Выбрать главу

Он исполнял свою обязанность усердно и добросовестно, потому что ничего не умел исполнять иначе. Пятьдесят копеек еженощно доставались ему усталостью, отеком мускулов рук и ломотой пальцев, доходившей под утро почти до онемения! Но старик помнил, что он зарабатывает кусок хлеба для дочерей, и старался уверить себя, что это все ничего, что это ему дело привычное. А старость и дряхлость брали-таки свое, год от году больше: играть в течение восьми-девяти часов, играть ночью становилось уже куда как трудно! Но Герман Типпнер вспоминал дочерей, покойно спящих теперь за старенькой ситцевой занавеской, и — бодрился.

Его любили почти все молодые обитательницы веселого дома, потому что он был такой тихий, кроткий и ласковый с ними и такой добрый, что никогда не отказывал им сыграть то, что его просили. Да и Герман Типпнер тоже любил их. В антрактах между бренчанием кадрилей и полек, когда сидел он, бывало, за инструментом, откинувшись на спинку своего стула, и глядел на мелькавших перед ним разряженных девушек, в глазах его светилось столько тихой грусти, столько доброго, христианского сострадания и сочувствия к ним, что этот взгляд порою не мог остаться незамечен и непонят ими. Если кто-нибудь из посетителей грубо обращался с какою-нибудь девушкой, Герман Типпнер, сдерживая в себе закипавшее негодование, с твердой смелостью подходил к нему и, стараясь не обидеть, но тем не менее открыто и решительно заявлял, что обижать бедную девушку нехорошо, нечестно, что у нее нет тут ни отца ни брата и вступиться за нее некому. Такое донкихотство старика тапера большей частью встречало в отпор себе обидные дерзости и насмешки, за которые он платил одним только гордо-презрительным взглядом, и шел на свое место, ибо, в силу условия с толстой хозяйкой, лишен был права заводить какие бы то ни было неприятные истории с посетителями, за что уже и получал от нее неоднократные выговоры; но все-таки никак порою не мог воздержаться от своих донкихотских порывов, потому что натура его непереносно возмущалась всяким оскорблением, наносимым всякому беззащитному существу, а тем более женщине, и одна только боязнь лишиться верного куска хлеба для своих дочерей заставляла его безмолвствовать на дерзости и оскорбления, наносимые ему лично. Обитательницы веселого дома никогда не потешались над ним и не делали ему неприятностей: он умел себя поставить с ними так, что они его любили и даже несколько уважали. Но какою острой тоской ущемлялось его сердце каждый раз, когда в веселом доме появлялась какая-нибудь новая, молодая и еще свежая пансионерка! «Боже мой, Боже мой! — занывала тогда его душа. — Что, если… если и мои дочери… После моей смерти… нужда, молодость, неопытность, голод… Что, если и они!» Из глаз его готовы были течь горькие слезы, а тут надо было разыгрывать веселые канканы да польки.

XVI

ВСЕ УГЛЫ ЗАНЯТЫ

Мы сказали уже, что в женской берлоге майора Спицы один угол, остававшийся свободным, ждал новой жилицы.

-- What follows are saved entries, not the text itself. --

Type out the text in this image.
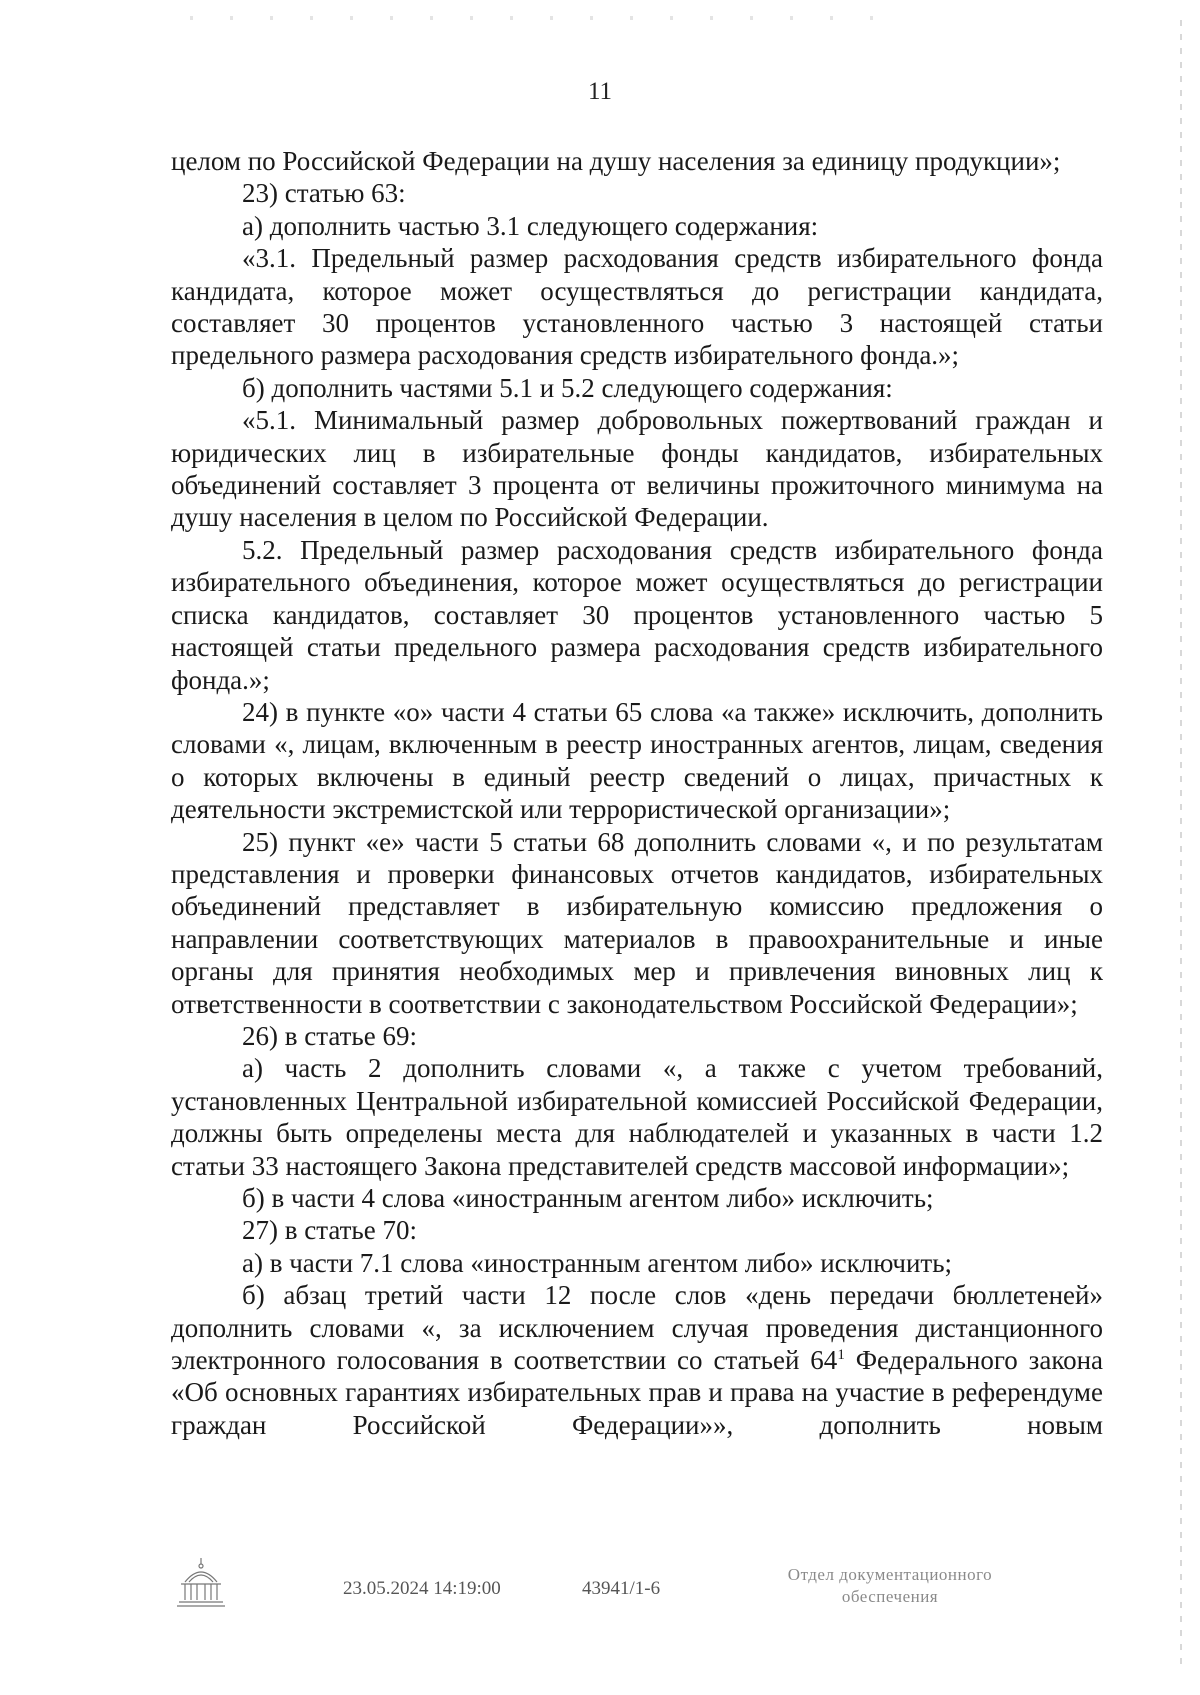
11

целом по Российской Федерации на душу населения за единицу продукции»;

23) статью 63:

а) дополнить частью 3.1 следующего содержания:

«3.1. Предельный размер расходования средств избирательного фонда кандидата, которое может осуществляться до регистрации кандидата, составляет 30 процентов установленного частью 3 настоящей статьи предельного размера расходования средств избирательного фонда.»;

б) дополнить частями 5.1 и 5.2 следующего содержания:

«5.1. Минимальный размер добровольных пожертвований граждан и юридических лиц в избирательные фонды кандидатов, избирательных объединений составляет 3 процента от величины прожиточного минимума на душу населения в целом по Российской Федерации.

5.2. Предельный размер расходования средств избирательного фонда избирательного объединения, которое может осуществляться до регистрации списка кандидатов, составляет 30 процентов установленного частью 5 настоящей статьи предельного размера расходования средств избирательного фонда.»;

24) в пункте «о» части 4 статьи 65 слова «а также» исключить, дополнить словами «, лицам, включенным в реестр иностранных агентов, лицам, сведения о которых включены в единый реестр сведений о лицах, причастных к деятельности экстремистской или террористической организации»;

25) пункт «е» части 5 статьи 68 дополнить словами «, и по результатам представления и проверки финансовых отчетов кандидатов, избирательных объединений представляет в избирательную комиссию предложения о направлении соответствующих материалов в правоохранительные и иные органы для принятия необходимых мер и привлечения виновных лиц к ответственности в соответствии с законодательством Российской Федерации»;

26) в статье 69:

а) часть 2 дополнить словами «, а также с учетом требований, установленных Центральной избирательной комиссией Российской Федерации, должны быть определены места для наблюдателей и указанных в части 1.2 статьи 33 настоящего Закона представителей средств массовой информации»;

б) в части 4 слова «иностранным агентом либо» исключить;

27) в статье 70:

а) в части 7.1 слова «иностранным агентом либо» исключить;

б) абзац третий части 12 после слов «день передачи бюллетеней» дополнить словами «, за исключением случая проведения дистанционного электронного голосования в соответствии со статьей $64^1$ Федерального закона «Об основных гарантиях избирательных прав и права на участие в референдуме граждан Российской Федерации»», дополнить новым

23.05.2024 14:19:00	43941/1-6
Отдел документационного
обеспечения
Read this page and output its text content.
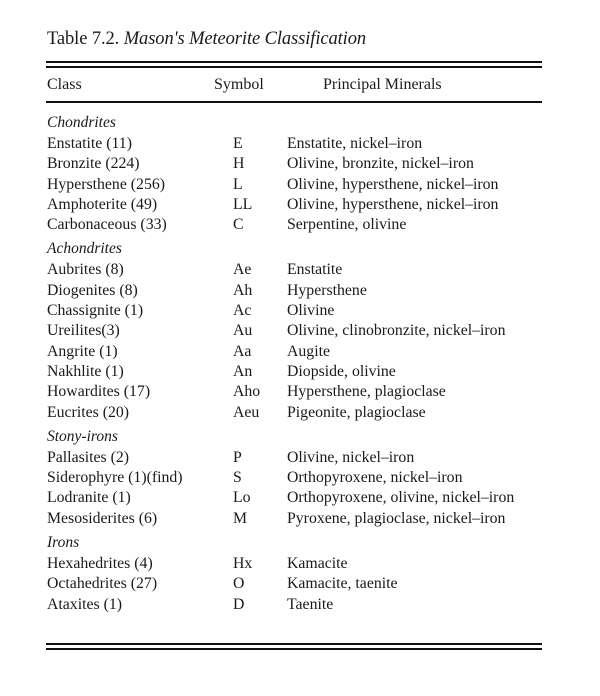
Table 7.2. Mason's Meteorite Classification
Class	Symbol	Principal Minerals
Chondrites
Enstatite (11)	E	Enstatite, nickel–iron
Bronzite (224)	H	Olivine, bronzite, nickel–iron
Hypersthene (256)	L	Olivine, hypersthene, nickel–iron
Amphoterite (49)	LL Olivine, hypersthene, nickel–iron
Carbonaceous (33)	C	Serpentine, olivine
Achondrites
Aubrites (8)	Ae Enstatite
Diogenites (8)	Ah Hypersthene
Chassignite (1)	Ac Olivine
Ureilites(3)	Au Olivine, clinobronzite, nickel–iron
Angrite (1)	Aa Augite
Nakhlite (1)	An Diopside, olivine
Howardites (17)	Aho Hypersthene, plagioclase
Eucrites (20)	Aeu Pigeonite, plagioclase
Stony-irons
Pallasites (2)	P	Olivine, nickel–iron
Siderophyre (1)(find)	S	Orthopyroxene, nickel–iron
Lodranite (1)	Lo Orthopyroxene, olivine, nickel–iron
Mesosiderites (6)	M	Pyroxene, plagioclase, nickel–iron
Irons
Hexahedrites (4)	Hx Kamacite
Octahedrites (27)	O	Kamacite, taenite
Ataxites (1)	D	Taenite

Когда после скандала, случившегося в убежище кающихся грешниц, Маша очутилась опять на воле, с тридцатью рублями в кармане, она более светлыми глазами взглянула на свет Божий. Тридцать рублей были для нее теперь очень большие деньги.

— Ты куда думаешь? — спросила ее приютская товарка, разделявшая с нею в данную минуту одинаковую участь.

— А, право, не знаю. Все это так неожиданно… не сообразила пока еще, — пожала плечами Маша. — Думаю работать… Комнату или угол какой надо будет отыскать.

— Хе-хе! Толкуй про ольховую дудку — я тебе буду говорить про березовую! — нагло усмехнулась ее товарка. — Думаешь так-то и проживешь одной работой?

— Как не прожить? — возразила Маша. — Много ли одной-то мне надо?

— Ни много ни мало, а есть-пить захочешь, тело грешное прикрышки какой попросит. А какая работа твоя будет?

— Мало ли какая! Шить стану…

— А еще что?

— Ну, вот, шить… Чего ж еще больше?

— Эх, кума, в Саксонии ты, видно, не бывала. Все-то оно ладно сложено, да не про нас писано. Не бойсь, брат, вдобавок к работе и Невского пришпекту прихватить придется — это уж не без того!